= Hereford Zone, Maryland =

The Hereford Zone is an area in Northern Baltimore County, Maryland, United States, constituting 20% of all of the land in Baltimore County. It includes Hereford, Parkton, Monkton, Freeland, Sparks, White Hall, Hampstead, Upperco, Manchester, and Phoenix.

It is by far one of the most sparsely populated areas in Baltimore County. Strict zoning laws prohibit most planned communities from developing, with large single-family housing lots and agricultural activity predominating.

Because of its higher elevation and microclimate, the weather of The Hereford Zone is slightly different from that of the rest of the county. It is not unusual in the winter for schools in the surrounding areas to be 2 hours late, while the Hereford Zone is closed due to inclement weather. The climate remains hot-summer humid continental (Dfa) while the remainder of the county has a humid subtropical climate (Cfa). The hardiness zone of the area is 7a.

Near the most northern part of the zone in the topmost strip where Baltimore County meets south central Pennsylvania, numerous mini tornadoes and wind storms zip through the fields unfettered by buildings or natural land changes to halt their progress. The air quality in the area is markedly different from that of the suburbs of Baltimore City to the south. Both the land elevation as it climbs from sea level to 966' at the Mason-Dixon Line near Stiltz, Pa., on Middletown Rd and the absence of smokestack manufacturing combine with the prevailing westerly winds to eliminate the yellow haze associated with low levels of pollution on even the most humid summer days.

In the Hereford Zone, Prettyboy Reservoir covers an area of about 207 sq/km behind the scenic Prettyboy Dam on the Gunpowder River.

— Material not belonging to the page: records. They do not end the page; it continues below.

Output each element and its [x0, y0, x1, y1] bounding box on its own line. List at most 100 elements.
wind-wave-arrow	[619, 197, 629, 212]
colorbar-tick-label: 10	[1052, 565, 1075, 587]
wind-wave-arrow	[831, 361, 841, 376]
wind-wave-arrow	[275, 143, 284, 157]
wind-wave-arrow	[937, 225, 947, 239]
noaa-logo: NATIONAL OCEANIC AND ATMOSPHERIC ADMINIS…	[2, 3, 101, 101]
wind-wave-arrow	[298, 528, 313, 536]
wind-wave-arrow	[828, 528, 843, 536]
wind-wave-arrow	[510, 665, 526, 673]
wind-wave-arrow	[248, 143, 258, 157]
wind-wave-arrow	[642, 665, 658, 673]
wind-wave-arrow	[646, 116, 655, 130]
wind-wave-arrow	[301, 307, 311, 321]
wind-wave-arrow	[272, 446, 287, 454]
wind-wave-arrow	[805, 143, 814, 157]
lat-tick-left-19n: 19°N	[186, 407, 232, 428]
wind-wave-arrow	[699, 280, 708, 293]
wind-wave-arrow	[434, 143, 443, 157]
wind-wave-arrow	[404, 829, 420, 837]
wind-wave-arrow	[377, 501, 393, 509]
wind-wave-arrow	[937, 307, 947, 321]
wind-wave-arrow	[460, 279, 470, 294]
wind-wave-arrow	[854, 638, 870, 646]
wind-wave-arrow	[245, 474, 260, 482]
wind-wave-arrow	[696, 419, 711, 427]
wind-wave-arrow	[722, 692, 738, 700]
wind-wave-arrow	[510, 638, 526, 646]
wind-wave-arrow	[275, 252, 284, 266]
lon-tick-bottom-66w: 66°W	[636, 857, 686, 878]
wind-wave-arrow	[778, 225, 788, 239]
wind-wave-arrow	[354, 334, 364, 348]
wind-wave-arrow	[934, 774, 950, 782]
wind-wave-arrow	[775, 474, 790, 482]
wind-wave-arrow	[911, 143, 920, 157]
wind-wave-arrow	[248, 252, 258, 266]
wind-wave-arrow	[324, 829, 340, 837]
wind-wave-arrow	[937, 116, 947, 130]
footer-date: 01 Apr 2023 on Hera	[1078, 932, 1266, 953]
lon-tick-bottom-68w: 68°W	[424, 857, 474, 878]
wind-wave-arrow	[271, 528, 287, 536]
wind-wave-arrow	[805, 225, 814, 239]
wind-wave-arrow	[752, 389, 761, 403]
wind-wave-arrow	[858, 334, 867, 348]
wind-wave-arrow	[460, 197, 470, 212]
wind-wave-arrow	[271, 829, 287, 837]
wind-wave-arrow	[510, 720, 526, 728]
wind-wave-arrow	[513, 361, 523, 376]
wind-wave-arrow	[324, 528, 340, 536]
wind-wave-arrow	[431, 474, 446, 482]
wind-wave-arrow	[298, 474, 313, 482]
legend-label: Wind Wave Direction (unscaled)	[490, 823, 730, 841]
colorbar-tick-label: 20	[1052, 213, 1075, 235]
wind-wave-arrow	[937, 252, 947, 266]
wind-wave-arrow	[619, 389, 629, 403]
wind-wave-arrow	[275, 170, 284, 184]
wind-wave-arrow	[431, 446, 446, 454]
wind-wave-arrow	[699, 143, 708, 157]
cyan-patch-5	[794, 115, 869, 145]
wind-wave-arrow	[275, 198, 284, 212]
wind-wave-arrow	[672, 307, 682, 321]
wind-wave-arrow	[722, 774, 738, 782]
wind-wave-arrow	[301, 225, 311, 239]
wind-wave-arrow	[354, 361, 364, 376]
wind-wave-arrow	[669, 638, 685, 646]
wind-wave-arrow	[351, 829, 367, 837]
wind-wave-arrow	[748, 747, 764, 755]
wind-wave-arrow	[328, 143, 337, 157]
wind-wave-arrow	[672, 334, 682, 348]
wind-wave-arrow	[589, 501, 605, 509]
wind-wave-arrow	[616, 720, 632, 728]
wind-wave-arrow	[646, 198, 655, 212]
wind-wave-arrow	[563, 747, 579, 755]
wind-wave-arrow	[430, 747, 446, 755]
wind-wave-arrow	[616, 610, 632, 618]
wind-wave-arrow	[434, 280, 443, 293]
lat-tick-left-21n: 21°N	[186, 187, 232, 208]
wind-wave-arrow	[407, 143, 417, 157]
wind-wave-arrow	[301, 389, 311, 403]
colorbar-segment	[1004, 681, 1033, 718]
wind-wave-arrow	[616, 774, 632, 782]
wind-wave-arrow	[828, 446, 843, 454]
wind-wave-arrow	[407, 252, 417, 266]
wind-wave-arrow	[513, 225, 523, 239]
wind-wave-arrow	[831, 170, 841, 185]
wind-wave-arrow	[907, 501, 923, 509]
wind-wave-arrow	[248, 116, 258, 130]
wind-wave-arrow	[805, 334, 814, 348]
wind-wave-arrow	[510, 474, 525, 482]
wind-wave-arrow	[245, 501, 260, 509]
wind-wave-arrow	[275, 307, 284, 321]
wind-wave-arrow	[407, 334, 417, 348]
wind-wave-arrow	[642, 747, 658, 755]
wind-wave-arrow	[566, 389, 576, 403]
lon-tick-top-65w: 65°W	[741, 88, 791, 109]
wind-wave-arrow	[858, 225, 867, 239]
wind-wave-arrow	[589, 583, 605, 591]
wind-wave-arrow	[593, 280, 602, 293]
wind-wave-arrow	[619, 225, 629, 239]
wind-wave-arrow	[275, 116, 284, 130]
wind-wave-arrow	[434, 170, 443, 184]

Hereford High School is the host of the annual "Bull Run" Cross Country Invitational, run in the end of September, which is one of the largest East Coast cross country running events, attracting over 100 schools from surrounding states. The "grueling" course is noted for its hills, twists, turns, and a steep ravine known as "The Dip", all making for what has been called "The Toughest Three Miles in Cross-Country" by John Dye of DyeStat.